元となったバッハの「前奏曲 第1番 ハ長調BWV 846」ですが、実際どんな感じかというと、

鍵盤楽器、チェンバロでの演奏がこちら↓

そしてもう1つ、現代で最も演奏されている鍵盤楽器、ピアノでの演奏↓


 
同じ鍵盤楽器でも、チェンバロとピアノでは大きく異なります。バッハが聴いたら現代のピアノでの演奏にはびっくりするかもしれませんが、いずれにせよ美しい曲です。


グノーの手によってアヴェ・マリアに

バッハを崇敬していたグノーは、バッハの「前奏曲 第1番 ハ長調BWV 846」の上に、歌の旋律を作曲し、ラテン語の聖母マリアへの祈祷文を歌詞として付け、「アヴェ・マリア」を完成させました。

ラテン語
Ave Maria, gratia plena,
Dominus tecum,
benedicta tu in mulieribus,
et benedictus fructus ventris tui Jesus.
Sancta Maria
ora pro nobis peccatoribus,
nunc, et in hora mortis nostrae.
Amen.
日本語訳
おめでとう、マリアよ、恵まれた方よ
主はあなたと共におられます
あなたは女たちの中で祝福された方
そして、あなたの子
イエスも祝福されています
気高いマリアよ
罪深い私たちのために
今も死を迎えるときにも
祈ってください
アーメン
引用:三ヶ尻正著『ミサ曲・ラテン語・教会音楽ハンドブック』


ちなみに、今年の5月1日に開催した『木村優一・森亮子コラボレーションミニライブ』で、大学院の先輩、森亮子さんのパイプオルガンの伴奏で歌いました。今まで、この曲をピアノやオーケストラと一緒に歌ったことはありましたが、パイプオルガンで歌うのは初めて。
しかもパイプオルガンの音を生で聴くことも久しぶり、もちろん一緒に歌うことも久しぶりだったので、パイプオルガンという楽器の音の立ち上がりの感覚に慣れるまでに少し時間がかかりました。

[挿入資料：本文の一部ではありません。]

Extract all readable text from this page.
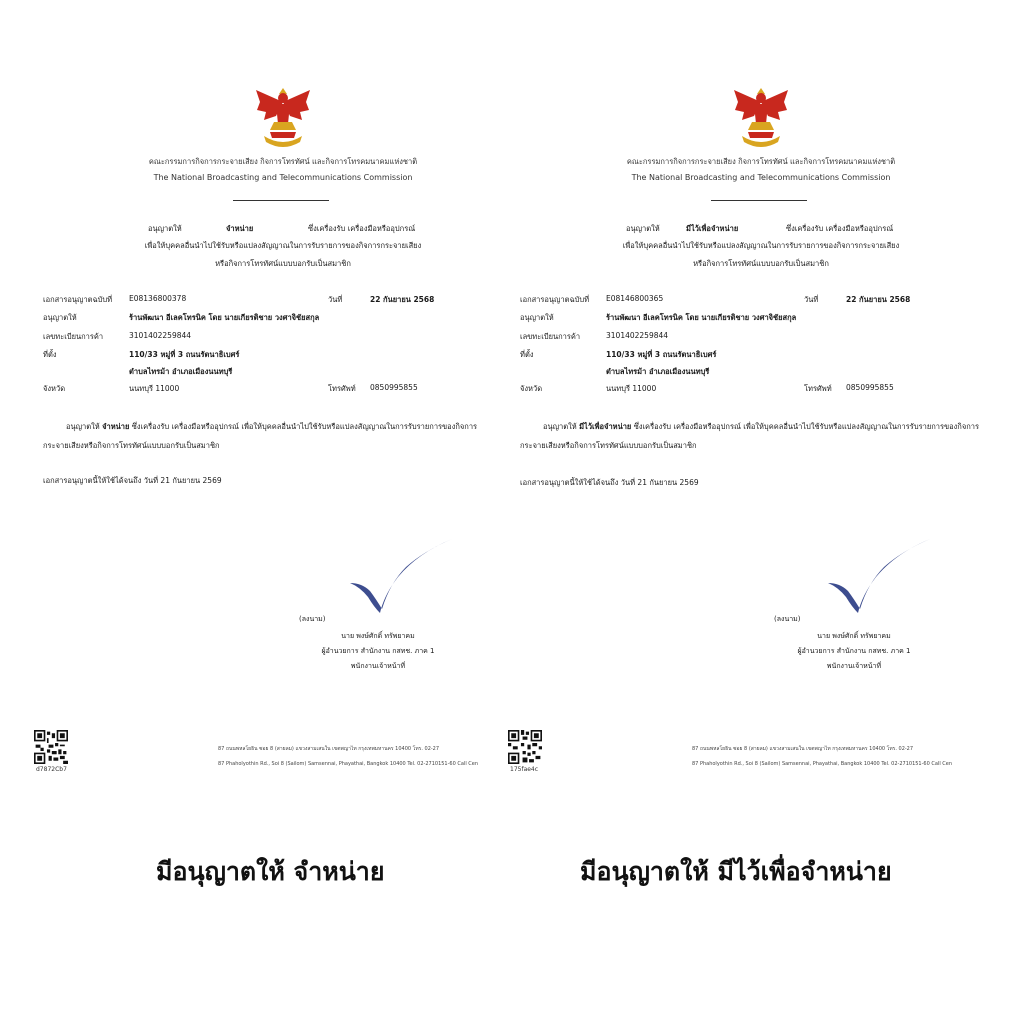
คณะกรรมการกิจการกระจายเสียง กิจการโทรทัศน์ และกิจการโทรคมนาคมแห่งชาติ
The National Broadcasting and Telecommunications Commission
อนุญาตให้	จำหน่าย	ซึ่งเครื่องรับ เครื่องมือหรืออุปกรณ์
เพื่อให้บุคคลอื่นนำไปใช้รับหรือแปลงสัญญาณในการรับรายการของกิจการกระจายเสียง
หรือกิจการโทรทัศน์แบบบอกรับเป็นสมาชิก
เอกสารอนุญาตฉบับที่ E08136800378	วันที่	22 กันยายน 2568
อนุญาตให้	ร้านพัฒนา อีเลคโทรนิค โดย นายเกียรติชาย วงศาจิชัยสกุล
เลขทะเบียนการค้า	3101402259844
ที่ตั้ง	110/33 หมู่ที่ 3 ถนนรัตนาธิเบศร์
ตำบลไทรม้า อำเภอเมืองนนทบุรี
จังหวัด	นนทบุรี 11000	โทรศัพท์ 0850995855
อนุญาตให้ จำหน่าย ซึ่งเครื่องรับ เครื่องมือหรืออุปกรณ์ เพื่อให้บุคคลอื่นนำไปใช้รับหรือแปลงสัญญาณในการรับรายการของกิจการ
กระจายเสียงหรือกิจการโทรทัศน์แบบบอกรับเป็นสมาชิก
เอกสารอนุญาตนี้ให้ใช้ได้จนถึง วันที่ 21 กันยายน 2569
(ลงนาม)
นาย พงษ์ศักดิ์ ทรัพยาคม
ผู้อำนวยการ สำนักงาน กสทช. ภาค 1
พนักงานเจ้าหน้าที่
d7872Cb7
87 ถนนพหลโยธิน ซอย 8 (สายลม) แขวงสามเสนใน เขตพญาไท กรุงเทพมหานคร 10400 โทร. 02-27
87 Phaholyothin Rd., Soi 8 (Sailom) Samsennai, Phayathai, Bangkok 10400 Tel. 02-2710151-60 Call Cen
คณะกรรมการกิจการกระจายเสียง กิจการโทรทัศน์ และกิจการโทรคมนาคมแห่งชาติ
The National Broadcasting and Telecommunications Commission
อนุญาตให้	มีไว้เพื่อจำหน่าย	ซึ่งเครื่องรับ เครื่องมือหรืออุปกรณ์
เพื่อให้บุคคลอื่นนำไปใช้รับหรือแปลงสัญญาณในการรับรายการของกิจการกระจายเสียง
หรือกิจการโทรทัศน์แบบบอกรับเป็นสมาชิก
เอกสารอนุญาตฉบับที่ E08146800365	วันที่	22 กันยายน 2568
อนุญาตให้	ร้านพัฒนา อีเลคโทรนิค โดย นายเกียรติชาย วงศาจิชัยสกุล
เลขทะเบียนการค้า	3101402259844
ที่ตั้ง	110/33 หมู่ที่ 3 ถนนรัตนาธิเบศร์
ตำบลไทรม้า อำเภอเมืองนนทบุรี
จังหวัด	นนทบุรี 11000	โทรศัพท์ 0850995855
อนุญาตให้ มีไว้เพื่อจำหน่าย ซึ่งเครื่องรับ เครื่องมือหรืออุปกรณ์ เพื่อให้บุคคลอื่นนำไปใช้รับหรือแปลงสัญญาณในการรับรายการของกิจการ
กระจายเสียงหรือกิจการโทรทัศน์แบบบอกรับเป็นสมาชิก
เอกสารอนุญาตนี้ให้ใช้ได้จนถึง วันที่ 21 กันยายน 2569
(ลงนาม)
นาย พงษ์ศักดิ์ ทรัพยาคม
ผู้อำนวยการ สำนักงาน กสทช. ภาค 1
พนักงานเจ้าหน้าที่
175fae4c
87 ถนนพหลโยธิน ซอย 8 (สายลม) แขวงสามเสนใน เขตพญาไท กรุงเทพมหานคร 10400 โทร. 02-27
87 Phaholyothin Rd., Soi 8 (Sailom) Samsennai, Phayathai, Bangkok 10400 Tel. 02-2710151-60 Call Cen
มีอนุญาตให้ จำหน่าย	มีอนุญาตให้ มีไว้เพื่อจำหน่าย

これは本当に私の個人的な感想なのですが、鍵盤を押してから音が鳴るまでほんの一瞬、間があるように感じるのです。しかしその間のようなものがこの曲にはよく合っているような気がしました。

5月1日に開催した『木村優一・森亮子コラボレーションミニライブ』当日の演奏がこちらです↓


新たな気持ちで歌う「アヴェ・マリア」


前述したように、10月10日のリサイタルでもバッハ=グノーの「アヴェ・マリア」を歌いますが、この曲は特別なアレンジを入れず、オリジナルに忠実に歌おうと思っています。しかし、今回はパイプオルガンではなく、ピアノ。新たな気持ちで心機一転、この曲と向き合って練習を行っています。

鍵盤楽器から声楽曲になり、ソプラニスタが歌う……時間旅行をして現代にバッハやグノーが聴きに来てくれたら、目を丸くしてさぞびっくりするだろうと思いますが、感想を聞いてみたいです(笑)。

是非、コンサートホールで新たなバッハ=グノー「アヴェ・マリア」を聴いていただけたら幸いです。